Gábor Döbrentei (1 December 1785 – 28 March 1851) was a Hungarian philologist and antiquary.

==Background==
He was born in a city in the Kingdom of Hungary called Somlószőlős. As the son of itinerant Lutheran preacher Lajos Döbrentey, his early schooling was in Pápa; he remained in grammar school in Sopron on the Austrian border until 1805. For most of his life he lived in what was then the Austrian Empire.

He completed his studies at the universities of Wittenberg and Leipzig, and was afterwards engaged as a tutor in Transylvania. In 1814 he originated and edited the Erdélyi Muzeum, which, notwithstanding its important influence on the development of Hungarian language and literature, soon failed for want of support. In 1820, Döbrentei settled at Pest, and there he spent the rest of his life.

He held various official posts, but continued zealously to pursue the studies for which he had early shown a strong preference. His great work is the Ancient Monuments of the Magyar Language (Régi Magyar Nyelvemlékek), the editing of which was entrusted to him by the Hungarian Academy. The first volume was published in 1838, and the fifth was in preparation at the time of his death.

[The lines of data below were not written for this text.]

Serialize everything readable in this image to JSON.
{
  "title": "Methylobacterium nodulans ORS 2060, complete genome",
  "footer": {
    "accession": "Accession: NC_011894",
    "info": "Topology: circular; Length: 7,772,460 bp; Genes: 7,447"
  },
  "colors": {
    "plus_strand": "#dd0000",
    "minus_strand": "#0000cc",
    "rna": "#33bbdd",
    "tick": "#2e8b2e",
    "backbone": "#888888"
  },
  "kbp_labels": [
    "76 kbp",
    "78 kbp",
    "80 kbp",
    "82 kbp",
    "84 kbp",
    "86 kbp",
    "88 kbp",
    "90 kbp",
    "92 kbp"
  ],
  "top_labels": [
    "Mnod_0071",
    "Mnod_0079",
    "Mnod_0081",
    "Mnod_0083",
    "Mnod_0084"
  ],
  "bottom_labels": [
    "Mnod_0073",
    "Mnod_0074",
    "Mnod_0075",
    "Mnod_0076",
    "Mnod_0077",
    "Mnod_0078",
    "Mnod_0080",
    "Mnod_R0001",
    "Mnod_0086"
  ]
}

Döbrentei was one of the twenty-two scholars appointed in 1825 to plan and organize, under the presidency of Count Teleki, the Hungarian Academy. In addition to his great work he wrote many valuable papers on historical and philological subjects, and many biographical notices of eminent Hungarians. These appeared in the Hungarian translation of Brockhaus's Conversations-Lexikon.

He translated into Hungarian Macbeth and other plays of Shakespeare, Sterne's Letters from Yorick to Eliza (1828), several of Schiller's tragedies, and Molière's A vare, and wrote several original poems.

Döbrentei does not appear to have taken any part in the revolutionary movement of 1848. He died at his country house, near Pest.